Fixed-Point Problem (2)

Originally posted by Palynka
A classical example of the Kakutani theorem is stirring a coffee cup. At least one molecule ends up in the same place it began.

(note: here molecule = point, so we suppose a continuity that doesn't really exist)

Assuming nobody moves the cup?

🙂

Originally posted by Palynka
A classical example of the Kakutani theorem is stirring a coffee cup. At least one molecule ends up in the same place it began.

(note: here molecule = point, so we suppose a continuity that doesn't really exist)

I think the function that describes the path of each molecule is completely continuous under classical physics and at least semi continuous (which fulfills kakutani requirements) under quantum mechanics

Originally posted by Palynka
A classical example of the Kakutani theorem is stirring a coffee cup. At least one molecule ends up in the same place it began.

(note: here molecule = point, so we suppose a continuity that doesn't really exist)

Take two pieces of 8*11 paper and lay them on top of one another so that every point on the top paper corresponds with a point on the bottom paper. Now crumple the top piece of paper in anyway that you wish and place it back on top. B's theorem tells us that there must be a point which has not moved, i.e. which lies exactly above the same point that it did initially.


I'm not sure the same applies to molecules in coffee. On the pieces of paper, each point remains in sort of the same place relative to it's neighbours.
In the coffee, molecules
ABCDEFGH could be re-arranged to
BCDEFGHA and all be in different places


with regard to the isotherms and isobars, first prove that there ARE 2 points with the same temperature (or pressure) when measured exactly.
There are an infinite number of temperatures between 14C and 15C

Originally posted by aging blitzer
I'm not sure the same applies to molecules in coffee. On the pieces of paper, each point remains in sort of the same place relative to it's neighbours.
In the coffee, molecules
ABCDEFGH could be re-arranged to
BCDEFGHA and all be in different places


with regard to the isotherms and isobars, first prove that there ARE 2 points with the same te ...[text shortened]... sure) when measured exactly.
There are an infinite number of temperatures between 14C and 15C

True. But in both cases, I think that we're assuming we're dealing with a continuum. This was stated in the coffee cup problem, but even in the temperature/pressure case is a pretty good model. After all, when you get down to small enough scales 'pressure' and 'temperature' don't really make a lot of sense - how can you have either in the gap between molecules?

And if we're dealing with a continuum, temperature and pressure are continuous functions. So there's no problem.

Originally posted by mtthw
OK, I think this is sound (though there may be some gaps to fill)...

Assume the pressure varies (if it doesn't the problem is trivial). Choose a pressure between the minimum and maximum values. Plot the points where the pressure has this value. There will be at least one closed loop (because pressure varies continuously).

Now plot a graph of ho ...[text shortened]... temperature.

If so, we've found our two points with the same temperature and pressure.

your answer only accounts for the two variables independently. for example, points A and B have the same temperature. and points C and D have the same air pressure. you can't really prove that the points are coinciding.

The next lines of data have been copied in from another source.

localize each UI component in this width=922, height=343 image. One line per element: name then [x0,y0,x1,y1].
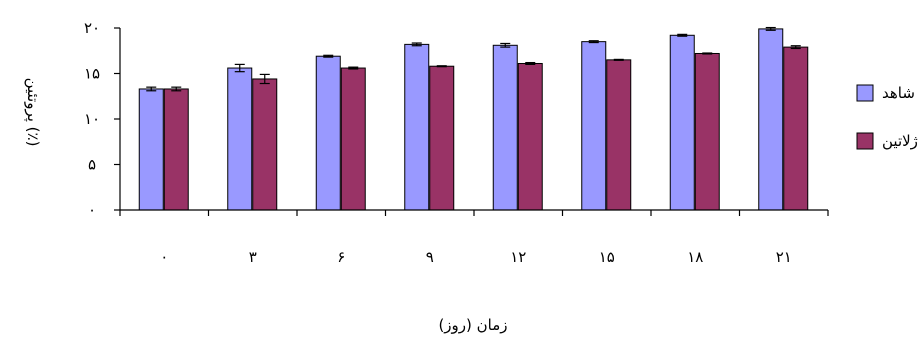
y-axis: ۰ ۵ ۱۰ ۱۵ ۲۰ [84,19,121,219]
x-axis-title: زمان (روز) [438,316,507,334]
bar [783,46,809,211]
x-tick-label: ۱۵ [599,248,615,266]
plot-area [138,26,809,211]
bar [581,41,607,211]
bar [227,67,253,211]
bar [138,88,164,211]
bar [404,43,430,211]
x-tick-label: ۹ [426,248,434,266]
y-tick-label: ۵ [88,156,96,174]
legend-label: ژلاتین [882,132,918,150]
y-axis-title: پروتئین (٪) [23,78,42,147]
y-tick-label: ۰ [88,201,96,219]
legend-swatch [856,84,874,102]
legend: شاهد ژلاتین [856,84,918,150]
bar [429,65,455,211]
y-tick-label: ۲۰ [84,19,100,37]
y-tick-label: ۱۰ [84,110,100,128]
bar [492,44,518,211]
x-tick-label: ۱۲ [510,248,526,266]
bar [606,59,632,211]
y-tick-label: ۱۵ [84,65,100,83]
x-tick-label: ۳ [249,248,257,266]
bar [252,78,278,211]
bar [694,52,720,211]
x-tick-label: ۶ [337,248,345,266]
bar [163,88,189,211]
bar [315,55,341,211]
x-axis: ۰ ۳ ۶ ۹ ۱۲ ۱۵ ۱۸ ۲۱ [119,209,829,266]
legend-swatch [856,132,874,150]
bar [758,28,784,211]
x-tick-label: ۲۱ [776,248,792,266]
bar [517,62,543,211]
x-tick-label: ۰ [160,248,168,266]
legend-label: شاهد [882,84,915,102]
bar [669,34,695,211]
bar [340,67,366,211]
x-tick-label: ۱۸ [687,248,703,266]
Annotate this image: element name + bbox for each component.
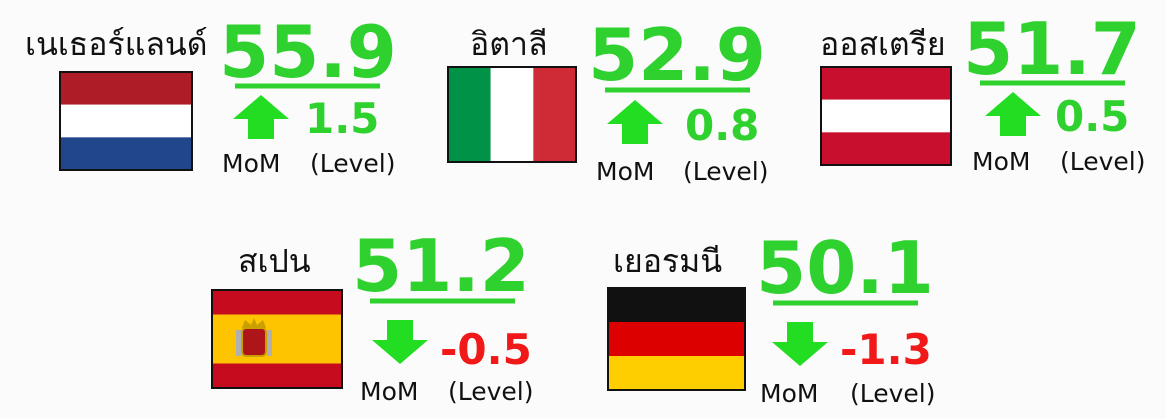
change-value: 1.5: [305, 94, 379, 143]
flag-border: [59, 71, 193, 171]
flag-border: [211, 289, 343, 389]
flag-stripe: [212, 314, 342, 364]
country-name: อิตาลี: [470, 25, 548, 63]
change-unit: (Level): [683, 157, 769, 186]
change-label: MoM: [222, 149, 280, 178]
arrow-down: [772, 322, 828, 366]
flag-stripe: [608, 322, 745, 356]
flag: [211, 289, 343, 389]
coat-of-arms: [241, 327, 267, 357]
country-card: เนเธอร์แลนด์ 55.91.5 MoM (Level): [25, 10, 397, 178]
flag-border: [820, 66, 952, 166]
flag-stripe: [608, 288, 745, 322]
country-card: เยอรมนี 50.1 -1.3 MoM (Level): [607, 226, 936, 408]
arrow-up: [233, 95, 289, 139]
change-label: MoM: [596, 157, 654, 186]
change-unit: (Level): [448, 377, 534, 406]
flag: [820, 66, 952, 166]
coat-pillar: [236, 330, 241, 356]
change-unit: (Level): [850, 379, 936, 408]
flag-stripe: [60, 72, 192, 105]
flag-stripe: [533, 67, 576, 162]
arrow-down: [372, 320, 428, 364]
flag-border: [607, 287, 746, 391]
flag-stripe: [60, 137, 192, 170]
change-label: MoM: [972, 147, 1030, 176]
country-card: อิตาลี 52.90.8 MoM (Level): [447, 13, 769, 186]
index-value: 52.9: [588, 13, 766, 97]
flag-stripe: [490, 67, 534, 162]
country-card: ออสเตรีย 51.70.5 MoM (Level): [820, 7, 1146, 176]
country-name: สเปน: [238, 242, 311, 280]
change-value: -1.3: [840, 325, 932, 374]
index-value: 51.7: [963, 7, 1141, 91]
flag-border: [447, 66, 577, 163]
change-unit: (Level): [310, 149, 396, 178]
flag: [447, 66, 577, 163]
flag-stripe: [821, 132, 951, 165]
flag: [607, 287, 746, 391]
country-name: เยอรมนี: [613, 242, 722, 280]
coat-pillar: [267, 330, 272, 356]
flag-stripe: [448, 67, 491, 162]
arrow-up: [985, 92, 1041, 136]
change-label: MoM: [360, 377, 418, 406]
flag-stripe: [821, 67, 951, 100]
country-card: สเปน 51.2 -0.5 MoM (Level): [211, 224, 534, 406]
change-value: 0.8: [685, 101, 759, 150]
flag-stripe: [60, 104, 192, 138]
country-name: ออสเตรีย: [820, 25, 946, 63]
flag-stripe: [608, 356, 745, 390]
change-unit: (Level): [1060, 147, 1146, 176]
change-label: MoM: [760, 379, 818, 408]
index-value: 55.9: [219, 10, 397, 94]
index-value: 51.2: [352, 224, 530, 308]
index-value: 50.1: [756, 226, 934, 310]
coat-crown: [242, 318, 266, 328]
country-name: เนเธอร์แลนด์: [25, 25, 208, 63]
change-value: -0.5: [440, 325, 532, 374]
flag: [59, 71, 193, 171]
change-value: 0.5: [1055, 92, 1129, 141]
arrow-up: [607, 100, 663, 144]
flag-stripe: [821, 99, 951, 133]
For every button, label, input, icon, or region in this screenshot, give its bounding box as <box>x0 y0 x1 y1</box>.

Originally posted by Stockton
your answer only accounts for the two variables independently. for example, points A and B have the same temperature. and points C and D have the same air pressure. you can't really prove that the points are coinciding.

No, it doesn't.

In the first step I'm restricting to points with the same pressure. So when I then find two of them with the same temperature, they have the same value of each.